I'd add my thanks to gabe for putting this together.

If we could, I’d like to address something that whizzed by in another epoch of discussion boards or blogs or wherever it was that we were blitzing this out. There’re all sorts of different qualities I think we can agree a critical reviewer needs, and I doubt there‘s any reason to go over them here. But the quality I think most separates a bad reviewer from a good one is authority.

Because we’re talking about books, and we all know everyone has different taste, we can’t really rely on a reviewer’s objectivity. As much as they try, even the best is going to have their soft spot. There’s no getting around that. And we can’t really count on the different branches of literary theory to bail us out because they’re all based upon various social paradigms and they each have their weaknesses. So, since we’re talking about what makes one reviewer trustworthy and another less so, I think it‘s the authority with which they can back up their convictions.

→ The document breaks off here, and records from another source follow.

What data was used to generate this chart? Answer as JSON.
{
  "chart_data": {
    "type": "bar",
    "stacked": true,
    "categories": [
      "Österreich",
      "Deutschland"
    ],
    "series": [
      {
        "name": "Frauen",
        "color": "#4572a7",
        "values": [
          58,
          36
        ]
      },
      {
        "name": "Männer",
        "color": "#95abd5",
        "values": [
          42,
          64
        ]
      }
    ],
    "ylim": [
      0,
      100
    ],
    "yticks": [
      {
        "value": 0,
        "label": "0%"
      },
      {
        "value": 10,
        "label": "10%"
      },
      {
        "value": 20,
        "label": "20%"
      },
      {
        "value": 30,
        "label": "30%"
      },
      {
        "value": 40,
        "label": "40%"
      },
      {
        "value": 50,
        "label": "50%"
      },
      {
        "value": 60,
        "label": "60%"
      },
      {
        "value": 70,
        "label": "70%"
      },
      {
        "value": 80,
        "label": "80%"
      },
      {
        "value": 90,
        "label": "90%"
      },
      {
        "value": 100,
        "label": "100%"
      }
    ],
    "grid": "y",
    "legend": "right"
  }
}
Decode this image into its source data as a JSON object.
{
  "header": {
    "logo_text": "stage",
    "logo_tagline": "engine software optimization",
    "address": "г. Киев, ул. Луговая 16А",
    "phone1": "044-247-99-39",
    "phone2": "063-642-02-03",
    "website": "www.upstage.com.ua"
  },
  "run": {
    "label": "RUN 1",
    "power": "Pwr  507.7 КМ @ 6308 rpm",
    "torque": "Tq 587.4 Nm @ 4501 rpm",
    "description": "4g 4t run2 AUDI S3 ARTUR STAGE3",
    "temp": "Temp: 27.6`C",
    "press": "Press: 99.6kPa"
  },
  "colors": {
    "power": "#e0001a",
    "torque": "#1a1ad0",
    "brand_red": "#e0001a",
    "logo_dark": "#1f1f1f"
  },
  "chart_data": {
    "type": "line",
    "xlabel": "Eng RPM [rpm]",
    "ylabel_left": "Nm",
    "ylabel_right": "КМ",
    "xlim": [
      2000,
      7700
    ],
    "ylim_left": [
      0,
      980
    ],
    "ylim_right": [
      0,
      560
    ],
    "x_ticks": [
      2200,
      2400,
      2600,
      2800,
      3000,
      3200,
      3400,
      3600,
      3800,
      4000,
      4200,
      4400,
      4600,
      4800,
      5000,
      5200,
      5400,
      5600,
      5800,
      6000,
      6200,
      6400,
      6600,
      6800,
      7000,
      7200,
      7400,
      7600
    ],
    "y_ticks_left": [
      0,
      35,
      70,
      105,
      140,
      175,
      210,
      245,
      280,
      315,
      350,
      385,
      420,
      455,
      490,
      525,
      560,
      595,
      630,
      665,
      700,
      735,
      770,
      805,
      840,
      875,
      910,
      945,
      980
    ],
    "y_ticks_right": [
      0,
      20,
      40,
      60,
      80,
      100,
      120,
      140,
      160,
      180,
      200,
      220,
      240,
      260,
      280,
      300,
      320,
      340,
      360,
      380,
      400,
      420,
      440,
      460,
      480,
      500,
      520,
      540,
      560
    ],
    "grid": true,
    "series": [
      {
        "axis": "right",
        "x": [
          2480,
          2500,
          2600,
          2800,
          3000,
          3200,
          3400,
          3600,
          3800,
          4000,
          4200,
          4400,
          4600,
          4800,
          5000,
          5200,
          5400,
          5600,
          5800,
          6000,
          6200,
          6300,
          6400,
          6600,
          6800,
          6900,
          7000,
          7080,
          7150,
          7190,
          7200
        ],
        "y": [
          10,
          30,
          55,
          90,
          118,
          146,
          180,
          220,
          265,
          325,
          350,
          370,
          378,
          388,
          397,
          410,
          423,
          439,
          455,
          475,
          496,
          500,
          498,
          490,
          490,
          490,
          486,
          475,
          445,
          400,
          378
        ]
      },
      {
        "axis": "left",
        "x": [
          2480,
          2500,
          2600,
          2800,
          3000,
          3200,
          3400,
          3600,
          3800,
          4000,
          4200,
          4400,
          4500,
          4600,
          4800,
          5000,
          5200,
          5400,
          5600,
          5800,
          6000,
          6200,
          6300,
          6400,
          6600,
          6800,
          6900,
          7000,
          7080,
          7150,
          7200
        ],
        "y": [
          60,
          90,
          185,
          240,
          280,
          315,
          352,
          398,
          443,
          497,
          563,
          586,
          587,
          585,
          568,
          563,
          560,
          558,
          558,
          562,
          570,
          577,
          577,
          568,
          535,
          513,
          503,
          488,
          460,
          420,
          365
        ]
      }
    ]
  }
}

When I say authority, I’m really talking about three different elements: Discipline, Knowledge, and Method. By discipline I mean the reviewer’s ability to set themselves to applying one particular method and their entire body of knowledge to each and every text they take on, despite their subjectivity. Whether our hero is blurbing the next Tad Williams Big Fat Fantasy or combing for material in the dregs of some sloppy little e-zine, if I can trust that they’ll use the same techniques and energy to both, then they’ve got a third of my trust.

As for knowledge, I think that’s self-evident. Our reviewer is smart, well read inside and outside the genre. They can tell you the history of scientifiction, the genesis of Middle-Earth. They know their stuff because this is what they do. If they can’t stump you, then they’re probably missing something important that you would‘ve liked to know. Whether it’s only that the book they’ve reviewed is a smart satire of Mike Moorcock’s Eternal Champion or whether they’ve completely missed the fact that this latest short story is a total rip-off of Bob Sheckley’s Dimensions of Miracles, I need to believe that they‘ll spot these things. They need to know this stuff. It’s their job.

And then we come to method, the least and most important leg of our tripod. By method I don’t mean which branch of lit theory they use. If you can spot what kind of reading you’re being shoveled, you can generally spit out the bad parts and keep the meat fairly crap-free. What I mean is what amount of care do they take with the text? Can they place this story or that novel in the context of the entire genre? Are they spotting all the little Easter eggs the author left behind? Can they guide me to them without giving them away? Do they have a specific process by which they take a text under review and fold, spindle and mutilate it enough that they can give me a complete and relevant take on it? Whether they read each text twice or they have a notepad and highlighter handy for excisions, method is the scientific part to the art of reviewing and I need to know that my reviewer not only has one, but also understands how to implement it.

If they’ve got all three of these elements, discipline, knowledge and method, then what I know is there’s a consistent process by which, even if my literary tastes are diametrically opposed to theirs, I know I can trust every review they write to tell me whether or not I want to spend money on that particular book. Even if that means I pass of their recommendations and buy whatever they pan, at least I have a guide of sorts. And that’s what it’s all about, isn’t it?